Das Kolloquium, das auf Adam Posens Analyse von Chinas „wirtschaftlichem Long-Covid“ reagierte, präsentierte Ansichten von Posen und den China-Experten Zongyuan Zoe Liu und Michael Pettis.
Ein wichtiger Konsens besteht darin, dass die private Inlandsnachfrage, insbesondere die Verbrauchernachfrage, eine größere Rolle in der chinesischen Wirtschaft spielen muss. Diese Verschiebung ist durch die abnehmende Rentabilität exportgetriebenen Wachstums und die Ineffizienz staatlich gelenkter Investitionen erforderlich.
Posen führt den Rückgang des chinesischen Wachstums auf willkürliche Eingriffe der Regierung zurück, insbesondere während und nach der Pandemie.
Im Gegensatz dazu bieten Liu und Pettis eher strukturalistische Analysen an und verweisen auf eine wirtschaftliche und institutionelle Struktur, die vor Jahrzehnten veraltet ist und sich nicht weiterentwickelt hat.
Posens Ansicht impliziert, dass eine Umschuldung und fiskalische Anreize wirksam sein könnten, wohingegen die strukturalistische Perspektive ein tieferes Problem nahelegt, bei dem zusätzliche Einnahmen in privaten Händen aufgrund mangelnden Vertrauens in die Regierungspolitik und die Investitionssicherheit möglicherweise nicht zu höheren Ausgaben führen.

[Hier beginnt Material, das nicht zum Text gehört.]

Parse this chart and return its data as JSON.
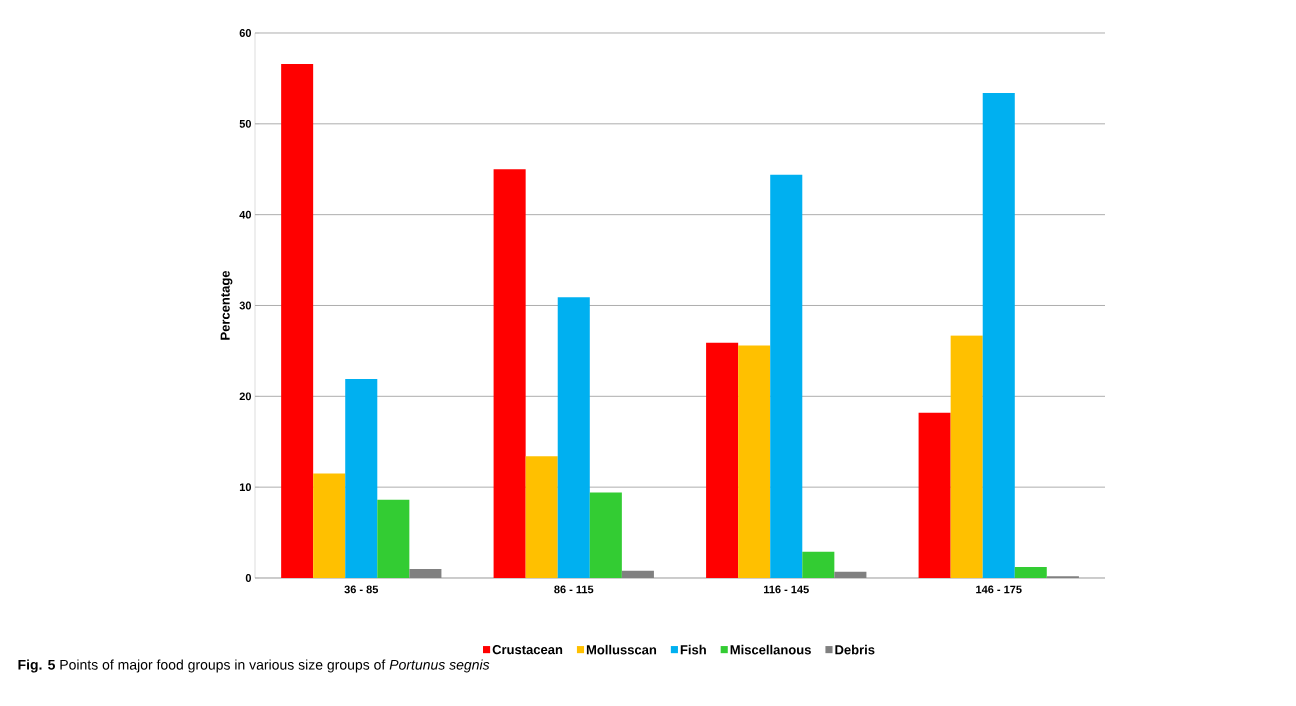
{
  "chart_data": {
    "type": "bar",
    "ylabel": "Percentage",
    "categories": [
      "36 - 85",
      "86 - 115",
      "116 - 145",
      "146 - 175"
    ],
    "series": [
      {
        "name": "Crustacean",
        "color": "#ff0000",
        "values": [
          56.6,
          45.0,
          25.9,
          18.2
        ]
      },
      {
        "name": "Mollusscan",
        "color": "#ffc000",
        "values": [
          11.5,
          13.4,
          25.6,
          26.7
        ]
      },
      {
        "name": "Fish",
        "color": "#00b0f0",
        "values": [
          21.9,
          30.9,
          44.4,
          53.4
        ]
      },
      {
        "name": "Miscellanous",
        "color": "#33cc33",
        "values": [
          8.6,
          9.4,
          2.9,
          1.2
        ]
      },
      {
        "name": "Debris",
        "color": "#808080",
        "values": [
          1.0,
          0.8,
          0.7,
          0.2
        ]
      }
    ],
    "ylim": [
      0,
      60
    ],
    "yticks": [
      0,
      10,
      20,
      30,
      40,
      50,
      60
    ],
    "grid": "y",
    "legend": "bottom",
    "annotations": [
      "**Fig. 5** Points of major food groups in various size groups of *Portunus segnis*"
    ]
  }
}
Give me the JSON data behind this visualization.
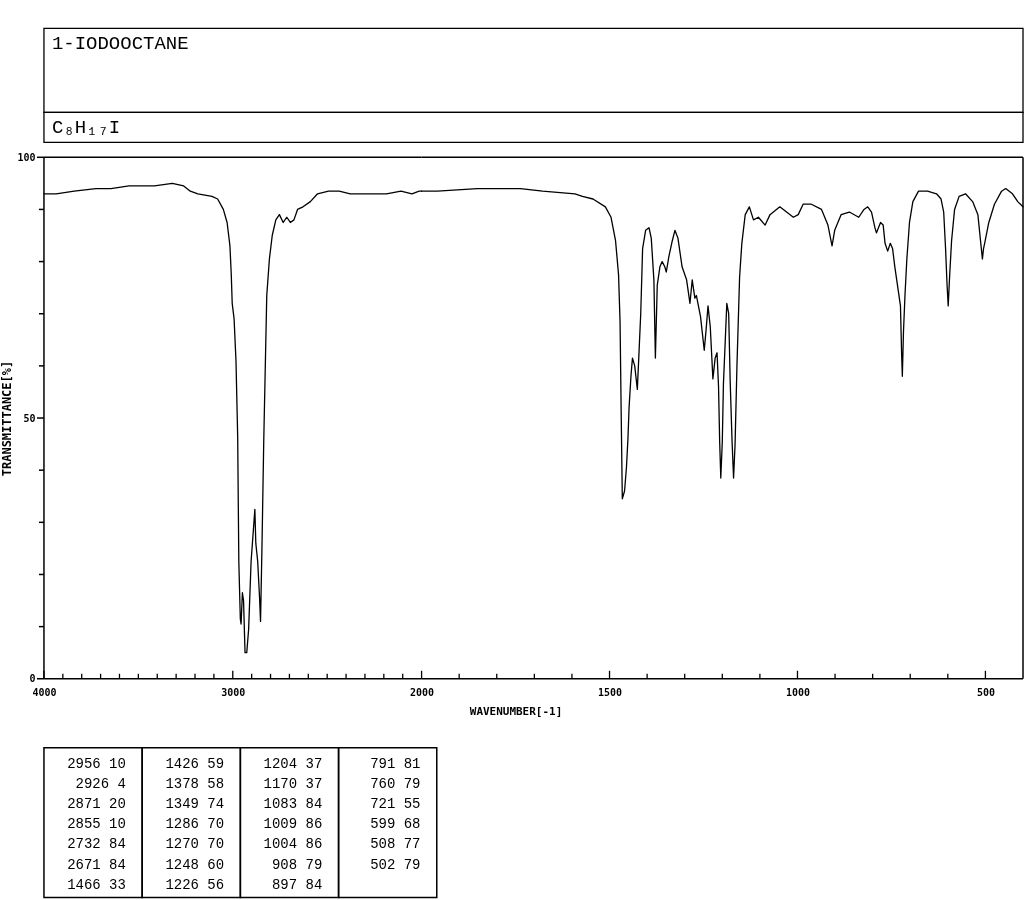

Die Bewältigung dieser Herausforderungen erfordert innovative Strategien. Ein Ansatz könnte erhebliche Vermögenstransfers an die Ärmsten beinhalten und möglicherweise die Ausgaben derjenigen mit einer höheren Konsumneigung anregen.
Darüber hinaus könnte die Umverteilung des Wohlstands, ergänzt durch staatliche Initiativen wie Subventionen für besseren Wohnraum, zu einem gerechteren Wirtschaftswachstum führen.
Eine weitere Strategie sind direkte, durch Steuern finanzierte Steuerausgaben, um die Nachfrage zu steigern, indem man sich auf öffentliche Dienstleistungen für die Armen konzentriert.
Im Wesentlichen könnte die Wiederbelebung der chinesischen Wirtschaft von der Entwicklung eines Wohlfahrtsstaates abhängen, der einer „chinesischen Wirtschaft mit europäischen Merkmalen“ ähnelt.
Dies würde eine Verlagerung der nationalen Ressourcen zugunsten der ärmsten Bürger mit sich bringen und institutionelle und politische Veränderungen erforderlich machen, um den Interessen und Stimmen der weniger Wohlhabenden gerecht zu werden.
Der Weg zum wirtschaftlichen Wiederaufstieg Chinas ist komplex und mehrdimensional und erfordert einen ausgewogenen Ansatz, der sowohl strukturelle als auch politische Herausforderungen angeht.
Während die Weltwirtschaft zuschaut, werden die Entscheidungen und Maßnahmen der chinesischen politischen Entscheidungsträger in den kommenden Jahren entscheidend für die Entwicklung einer der größten Volkswirtschaften der Welt sein.